Authors test their improved architecture on 5 different datasets and compare results with “basic” U-Net. They introduce new metric: Jacard Index to measure performance of both models. For mask A and model’s marked area B it calculates the intersection of both sets divided by their union. Authors show that their model obtain better results, learns faster and is less vulnerable to perturbations.

4.3.4.4 Our Work with Reproducibility of Second Article

We decided to repeat experiments in Google Colab using Python

Unfortunately,we were not able to obtain all datasets used by authors. After long research, we managed to download datasets: Fluorescence microscopy images Murphy Lab, Electron microscopy images, Dermoscopy images IC-2017dataset

Having downloaded datasets, we encountered many problems. There were multiple problems with transforming datasets into desired format used by authors. Problems with conversion, partition of datasets and ambiguous files led to frustration. Moreover, Google Colab, environment in which we tried to reproduce results, had not enough RAM to smoothly generate results. At the end, we managed to obtain some results, which were similar to results from the article.

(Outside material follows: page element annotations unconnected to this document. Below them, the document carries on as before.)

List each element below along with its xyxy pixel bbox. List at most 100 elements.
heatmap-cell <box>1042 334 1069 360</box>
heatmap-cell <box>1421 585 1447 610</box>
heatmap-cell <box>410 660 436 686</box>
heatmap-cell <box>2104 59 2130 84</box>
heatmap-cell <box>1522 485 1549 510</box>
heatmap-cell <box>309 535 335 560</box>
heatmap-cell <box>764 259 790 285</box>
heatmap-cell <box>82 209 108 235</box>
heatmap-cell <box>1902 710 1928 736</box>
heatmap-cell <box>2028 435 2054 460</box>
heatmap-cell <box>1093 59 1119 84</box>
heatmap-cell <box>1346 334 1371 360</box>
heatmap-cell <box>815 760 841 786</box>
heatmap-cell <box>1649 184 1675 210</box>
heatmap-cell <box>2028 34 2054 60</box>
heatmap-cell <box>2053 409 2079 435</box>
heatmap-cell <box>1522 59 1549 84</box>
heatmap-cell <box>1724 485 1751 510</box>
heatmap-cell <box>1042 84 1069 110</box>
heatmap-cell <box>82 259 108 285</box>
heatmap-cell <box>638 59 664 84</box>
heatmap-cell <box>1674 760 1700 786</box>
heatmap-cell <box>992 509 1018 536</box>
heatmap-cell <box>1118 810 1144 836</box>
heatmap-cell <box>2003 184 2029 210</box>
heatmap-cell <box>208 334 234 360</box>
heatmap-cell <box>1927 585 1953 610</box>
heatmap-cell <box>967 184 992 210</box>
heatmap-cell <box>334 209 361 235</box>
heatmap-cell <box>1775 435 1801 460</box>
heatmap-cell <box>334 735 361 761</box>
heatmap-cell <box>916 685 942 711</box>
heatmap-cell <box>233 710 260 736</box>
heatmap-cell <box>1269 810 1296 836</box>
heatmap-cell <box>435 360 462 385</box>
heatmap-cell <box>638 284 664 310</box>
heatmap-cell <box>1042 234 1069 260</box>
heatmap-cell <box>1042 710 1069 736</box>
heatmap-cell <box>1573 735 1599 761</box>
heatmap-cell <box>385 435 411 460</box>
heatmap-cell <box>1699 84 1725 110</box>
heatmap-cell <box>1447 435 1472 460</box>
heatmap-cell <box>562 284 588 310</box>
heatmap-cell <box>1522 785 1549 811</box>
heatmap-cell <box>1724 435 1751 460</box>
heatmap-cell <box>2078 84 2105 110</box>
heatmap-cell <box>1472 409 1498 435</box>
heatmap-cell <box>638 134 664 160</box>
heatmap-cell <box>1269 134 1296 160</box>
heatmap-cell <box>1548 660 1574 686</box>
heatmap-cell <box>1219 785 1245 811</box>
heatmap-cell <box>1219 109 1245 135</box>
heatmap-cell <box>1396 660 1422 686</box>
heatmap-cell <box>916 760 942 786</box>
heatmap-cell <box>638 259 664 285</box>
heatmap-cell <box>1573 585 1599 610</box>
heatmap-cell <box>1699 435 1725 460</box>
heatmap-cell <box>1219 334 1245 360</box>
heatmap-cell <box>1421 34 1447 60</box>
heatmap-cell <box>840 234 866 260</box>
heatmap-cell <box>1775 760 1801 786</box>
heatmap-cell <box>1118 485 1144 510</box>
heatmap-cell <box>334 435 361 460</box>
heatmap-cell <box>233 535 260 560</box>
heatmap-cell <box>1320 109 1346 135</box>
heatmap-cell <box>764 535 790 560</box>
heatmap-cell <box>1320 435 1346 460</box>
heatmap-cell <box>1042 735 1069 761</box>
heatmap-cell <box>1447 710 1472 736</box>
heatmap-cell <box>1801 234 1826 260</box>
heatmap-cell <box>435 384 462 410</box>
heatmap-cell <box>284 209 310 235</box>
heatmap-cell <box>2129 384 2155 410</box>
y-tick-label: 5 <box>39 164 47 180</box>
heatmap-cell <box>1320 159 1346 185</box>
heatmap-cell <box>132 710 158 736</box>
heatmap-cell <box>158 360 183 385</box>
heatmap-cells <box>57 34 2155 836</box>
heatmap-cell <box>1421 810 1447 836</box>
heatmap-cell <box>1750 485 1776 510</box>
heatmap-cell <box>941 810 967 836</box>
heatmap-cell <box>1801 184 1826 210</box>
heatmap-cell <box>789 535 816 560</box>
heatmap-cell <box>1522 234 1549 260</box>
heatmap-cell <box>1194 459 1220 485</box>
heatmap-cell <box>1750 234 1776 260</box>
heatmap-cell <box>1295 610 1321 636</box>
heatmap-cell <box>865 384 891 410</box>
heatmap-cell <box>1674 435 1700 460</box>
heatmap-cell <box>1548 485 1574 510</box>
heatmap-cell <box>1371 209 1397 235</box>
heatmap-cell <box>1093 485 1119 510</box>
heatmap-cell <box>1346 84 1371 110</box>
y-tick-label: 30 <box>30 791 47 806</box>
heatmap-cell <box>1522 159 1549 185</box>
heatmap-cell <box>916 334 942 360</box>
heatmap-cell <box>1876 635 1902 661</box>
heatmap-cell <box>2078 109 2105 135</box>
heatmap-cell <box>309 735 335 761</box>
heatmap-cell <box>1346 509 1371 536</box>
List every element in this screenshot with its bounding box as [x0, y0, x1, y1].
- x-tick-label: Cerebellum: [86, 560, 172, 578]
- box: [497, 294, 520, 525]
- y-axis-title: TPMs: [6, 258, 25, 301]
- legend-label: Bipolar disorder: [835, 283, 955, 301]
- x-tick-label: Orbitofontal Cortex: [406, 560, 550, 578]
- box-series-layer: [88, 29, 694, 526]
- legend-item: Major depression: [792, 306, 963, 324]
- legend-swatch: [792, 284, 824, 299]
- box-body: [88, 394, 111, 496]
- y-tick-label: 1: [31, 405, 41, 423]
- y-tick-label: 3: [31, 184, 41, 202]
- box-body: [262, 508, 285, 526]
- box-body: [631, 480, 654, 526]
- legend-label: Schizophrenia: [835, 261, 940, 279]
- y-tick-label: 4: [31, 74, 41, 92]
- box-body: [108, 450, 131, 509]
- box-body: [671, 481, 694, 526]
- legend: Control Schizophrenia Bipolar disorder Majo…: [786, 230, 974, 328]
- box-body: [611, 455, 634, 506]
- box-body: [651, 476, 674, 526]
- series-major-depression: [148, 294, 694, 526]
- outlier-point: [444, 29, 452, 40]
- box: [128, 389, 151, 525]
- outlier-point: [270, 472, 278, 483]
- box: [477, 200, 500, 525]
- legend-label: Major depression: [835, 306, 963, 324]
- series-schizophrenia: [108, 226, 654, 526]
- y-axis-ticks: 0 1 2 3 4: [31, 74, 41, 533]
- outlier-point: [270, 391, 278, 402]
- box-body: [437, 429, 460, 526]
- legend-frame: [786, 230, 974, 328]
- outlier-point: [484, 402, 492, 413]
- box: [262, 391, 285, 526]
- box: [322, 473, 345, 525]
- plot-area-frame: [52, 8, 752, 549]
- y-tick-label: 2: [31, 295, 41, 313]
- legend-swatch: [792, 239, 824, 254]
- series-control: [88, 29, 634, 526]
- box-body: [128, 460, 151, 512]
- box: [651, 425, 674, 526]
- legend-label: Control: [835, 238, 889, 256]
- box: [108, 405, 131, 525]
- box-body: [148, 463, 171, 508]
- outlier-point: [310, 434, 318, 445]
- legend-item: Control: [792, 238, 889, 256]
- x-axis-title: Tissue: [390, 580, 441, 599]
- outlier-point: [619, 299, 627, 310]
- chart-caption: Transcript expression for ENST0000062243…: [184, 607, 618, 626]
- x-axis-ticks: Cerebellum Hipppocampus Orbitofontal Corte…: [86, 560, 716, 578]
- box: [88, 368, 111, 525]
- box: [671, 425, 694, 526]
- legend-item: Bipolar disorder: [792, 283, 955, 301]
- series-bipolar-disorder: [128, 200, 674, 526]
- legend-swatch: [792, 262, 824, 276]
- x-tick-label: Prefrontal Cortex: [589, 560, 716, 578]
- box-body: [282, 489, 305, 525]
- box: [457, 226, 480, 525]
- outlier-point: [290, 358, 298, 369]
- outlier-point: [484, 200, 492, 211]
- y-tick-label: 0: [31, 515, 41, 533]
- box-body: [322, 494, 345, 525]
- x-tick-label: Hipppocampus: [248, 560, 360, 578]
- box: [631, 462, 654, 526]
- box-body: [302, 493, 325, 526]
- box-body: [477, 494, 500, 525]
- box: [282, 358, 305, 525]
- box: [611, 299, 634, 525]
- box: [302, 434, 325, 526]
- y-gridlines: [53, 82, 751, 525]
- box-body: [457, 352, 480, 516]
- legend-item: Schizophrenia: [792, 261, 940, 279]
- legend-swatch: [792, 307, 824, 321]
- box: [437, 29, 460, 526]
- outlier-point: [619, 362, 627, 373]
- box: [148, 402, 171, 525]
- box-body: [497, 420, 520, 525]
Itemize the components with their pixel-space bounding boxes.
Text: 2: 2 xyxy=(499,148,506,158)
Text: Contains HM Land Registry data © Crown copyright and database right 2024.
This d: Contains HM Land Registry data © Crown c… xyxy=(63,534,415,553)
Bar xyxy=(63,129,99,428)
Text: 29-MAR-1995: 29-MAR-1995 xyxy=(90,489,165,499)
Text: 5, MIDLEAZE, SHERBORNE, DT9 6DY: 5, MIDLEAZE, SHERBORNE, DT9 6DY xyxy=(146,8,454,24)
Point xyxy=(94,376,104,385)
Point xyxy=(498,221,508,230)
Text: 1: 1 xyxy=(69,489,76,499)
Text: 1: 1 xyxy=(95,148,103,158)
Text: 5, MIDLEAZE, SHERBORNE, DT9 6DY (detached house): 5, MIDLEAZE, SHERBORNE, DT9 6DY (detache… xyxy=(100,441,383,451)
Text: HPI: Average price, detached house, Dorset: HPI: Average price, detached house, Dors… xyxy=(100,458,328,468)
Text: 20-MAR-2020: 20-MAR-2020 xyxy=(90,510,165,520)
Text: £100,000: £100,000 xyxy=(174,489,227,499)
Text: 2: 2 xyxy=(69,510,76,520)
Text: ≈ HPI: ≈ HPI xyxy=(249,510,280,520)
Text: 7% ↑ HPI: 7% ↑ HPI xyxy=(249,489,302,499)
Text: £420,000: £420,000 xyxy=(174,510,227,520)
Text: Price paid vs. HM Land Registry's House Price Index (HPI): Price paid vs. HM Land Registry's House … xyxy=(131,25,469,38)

[Wykresy dermoskopi i endoskopi]
Orginal Plots

(#fig:Original Rsults)Orginal Plots

Our Plots

(#fig:Our Rsults)Our Plots

4.3.4.5 Reproducibility of this article

Article is reproducible. In article authors try to improve U-Net architecture. Providing simple explanations and empirical data, they explain motivation behind their improvements.

Unfortunately, few of datasets used by authors are no longer available, which may make it harder to conduct same experiments. However, rest of the datasets is easily accessible, so it is still possible to verify results obtained by authors.

When it comes to authors argumentation behind new architecture, we are not completely satisfied. As students, who have little expertise in using Machine Learning in medical areas, we are not satisfied with mathematical explanations provided by the authors. No mathematical proofs and small number of datasets make us feel unease, if authors’ architecture outperforms basic U-Net architecture globally.

4.3.5 Conclusion

In both articles we coudn’t simply state if article are reproducible. We had to have non-binary measure for each.

First article is mostly unreproducible due to lack of proper deffinitions thath dosn’t allow us to be sure thath our experiments are conducted in the same environment.

Second article is reproducible. Our tries of recreating simmilar results were mostly positive and most of our issues were with hardwere limitations. The biggest truble is some missing data stes thath are not longer available from refer to sources. Some of our worry is in how authors explained their reasoning as it’s mostly based on assumption and results.